The top bed was made by pounding stakes in a semicircle, weaving branches between the stakes, and packing with cut weeds before backfilling with dirt.
The bottom bed was made by stacking layers of short branches, grassy weeds and sifted soil to form a wall that was then covered with mud stucco.
These garden beds will last for a couple of seasons, hopefully long enough for me to get around to building permanent rock and concrete walls in the same location.
A Gradual Process Will Lead to …
The really good news was that in digging these two beds I discovered a big patch of relatively un-rocky soil. Having a new dirt source was swell, and I used a bunch of it to backfill the newly finished terrace and beds on the north side, shown in the photo below left.
Building a garden on the sunny cliff next to our home was initially a daunting enterprise.
The site is really steep, and there’s way more rocks than dirt. The neighbors watched bemused as I started scrambling on the heights and cutting away the brambles to make the first small planting areas. I told everybody that I thought I could finish in two years.
… a Good Foundation for the Blooms
I built the first garden beds using the limbs and brush cut from the site to make a sort of woven bird’s nest that would hold some soil and serve as a planting area.
The first year I made a dozen little planting nests, and most of them were about three square feet, which was enough to grow a couple of squashes or tomatoes.
Ha! Okay, so now I’m in the fourth year of building the garden, and I’m still spending more time working to build infrastructure than I am on my horticultural duties.
I did start adding a few blooming plants here and there a few years ago, but I’ll admit that I spend way less time gardening than I wish I did.
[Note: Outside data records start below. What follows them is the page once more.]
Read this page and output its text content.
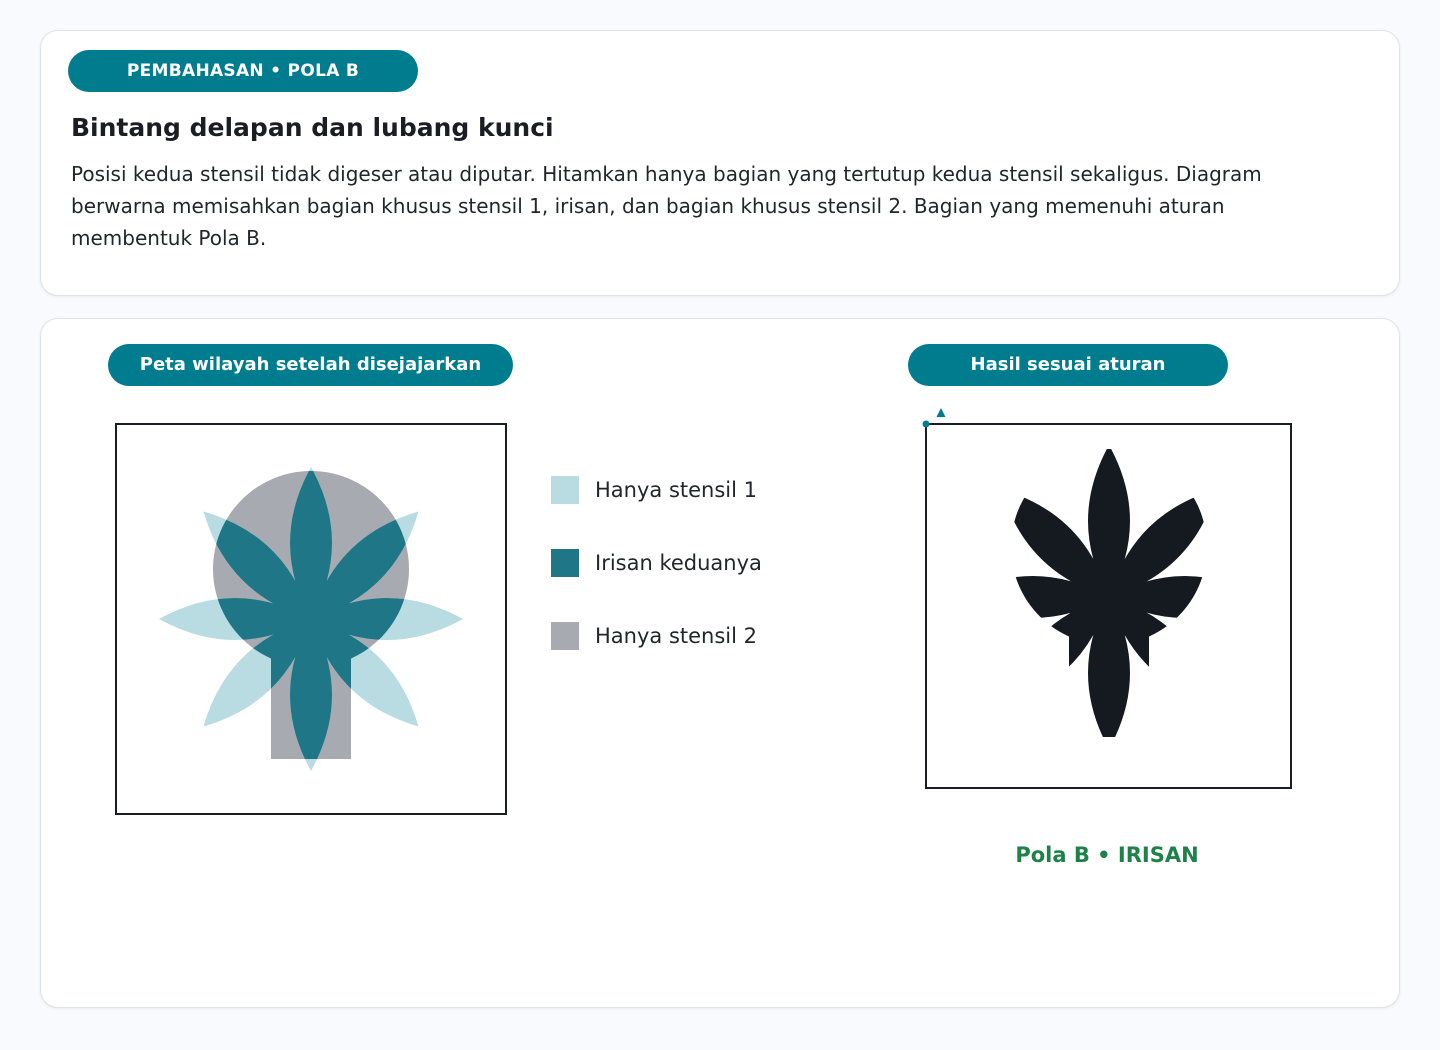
PEMBAHASAN • POLA B
Bintang delapan dan lubang kunci

Posisi kedua stensil tidak digeser atau diputar. Hitamkan hanya bagian yang tertutup kedua stensil sekaligus. Diagram berwarna memisahkan bagian khusus stensil 1, irisan, dan bagian khusus stensil 2. Bagian yang memenuhi aturan membentuk Pola B.

Peta wilayah setelah disejajarkan	Hasil sesuai aturan
Hanya stensil 1
Irisan keduanya
Hanya stensil 2
Pola B • IRISAN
The need to build new garden beds is still more urgent than the need to coddle my crops, and I think my crops suffer as a result.
Focusing on construction is the best plan, because the plants do grow better in well-constructed beds.
In all the areas where I’ve built walls to create terraces, the plantable surface area is enlarged considerably, and the soil in the bed is much deeper, meaning that I can grow more and bigger plants.
But still, I’m really looking forward to the day that I have all the beds and pathways built and can concentrate on just growing vegetables and flowers. Knowing what I know now, I’ll predict that it will take another four years of fairly constant construction to finish the garden structures. By that time the fruit trees will have grown nicely, and the garden will be ready to enjoy its golden period. I can’t wait.